ERE-like sequences are enriched in the extended promoter regions of putative target gene. (a) ERE predictions were made using a previously published model and optimized sensitivity setting. Prediction models were tested on the extended promoter regions (-3,000 to +500, both strands) from the most significant putative ER target and non-responsive genes, ordered by statistical significance. The y-axis represents the relative frequency of binding-site predictions as determined by the number of genes with predicted sites divided by the total number of genes.
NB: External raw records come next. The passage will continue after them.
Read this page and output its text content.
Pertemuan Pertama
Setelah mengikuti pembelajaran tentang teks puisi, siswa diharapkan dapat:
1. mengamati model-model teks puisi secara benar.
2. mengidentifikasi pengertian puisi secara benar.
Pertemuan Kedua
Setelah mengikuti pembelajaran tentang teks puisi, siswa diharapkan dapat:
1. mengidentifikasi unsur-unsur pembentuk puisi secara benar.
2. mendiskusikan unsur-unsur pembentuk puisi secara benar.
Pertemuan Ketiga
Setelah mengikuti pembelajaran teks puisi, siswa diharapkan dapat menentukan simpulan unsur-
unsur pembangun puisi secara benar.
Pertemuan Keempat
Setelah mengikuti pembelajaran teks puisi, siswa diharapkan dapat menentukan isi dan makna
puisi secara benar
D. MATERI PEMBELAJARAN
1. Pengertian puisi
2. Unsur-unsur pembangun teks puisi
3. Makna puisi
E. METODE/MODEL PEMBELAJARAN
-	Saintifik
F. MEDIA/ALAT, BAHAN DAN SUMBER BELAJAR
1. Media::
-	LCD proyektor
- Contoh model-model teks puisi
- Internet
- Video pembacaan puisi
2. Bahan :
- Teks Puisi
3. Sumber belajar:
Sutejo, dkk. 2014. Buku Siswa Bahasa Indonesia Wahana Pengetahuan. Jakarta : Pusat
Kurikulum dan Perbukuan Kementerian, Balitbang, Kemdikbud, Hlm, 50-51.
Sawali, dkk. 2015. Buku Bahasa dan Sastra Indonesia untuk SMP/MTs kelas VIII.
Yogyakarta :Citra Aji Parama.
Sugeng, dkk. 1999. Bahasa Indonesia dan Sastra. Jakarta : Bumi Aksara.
The number of most significant genes queried is indicated on the x-axis. Frequency of ERE predictions in putative target genes is significantly greater (p = 0.0027) than the similarly ranked non-responsive genes. Binding-site predictions were also carried out using position weight matrices describing sites for (b) Sp1, (c) AP-1 and (d) GATA1. Both Sp1 and AP-1 are known to be involved in regulating ER binding in certain target genes. GATA1 sites were included as negative controls. There is no significant enrichment of these sites in the putative target genes (see p-values in figure).

Figure 6

Comparison of human and mouse orthologs. (a) Statistics from the comparative analysis of predicted EREs in human and mouse orthologous putative target gene pairs. (b) Venn diagram showing that out of the 72 orthologous pairs extracted for analysis, only 22 pairs have ERE predictions made in both the human and mouse sequences.

Figure 7

ER binds promoter regions encoding both conserved and non-conserved predicted response elements in an estrogen-dependent manner. (a) EREs (underlined) found upstream of NRIP1 and GREB1 coding regions are conserved in human, chimpanzee, mouse, and rat genomes. (b) PCR primers flanking the predicted conserved (NRIP1 and GREB1) and non-conserved (ABCA3 and TFF1/pS2) EREs were designed to detect ER binding following ChIP assays. The relative positions of the primers and ERE, relative to the TSS, are indicated. (c) Interactions between ER and predicted EREs were enhanced by estrogen treatment. MCF-7 cells were either mock-treated with the carrier dimethyl sulfoxide (-E2, gray bars) or treated with estradiol (+E2, black bars), followed by ChIP experiments. Black and gray bars indicate the enrichment of the binding site in anti-ER ChIP experiments over anti-GST ChIP experiments. Enrichment of all EREs was observed in hormone-treated cells whereas the mock-treated cells displayed less or very little enrichment. There was no enrichment of actin exon 3 control region or any of the input controls (open bars).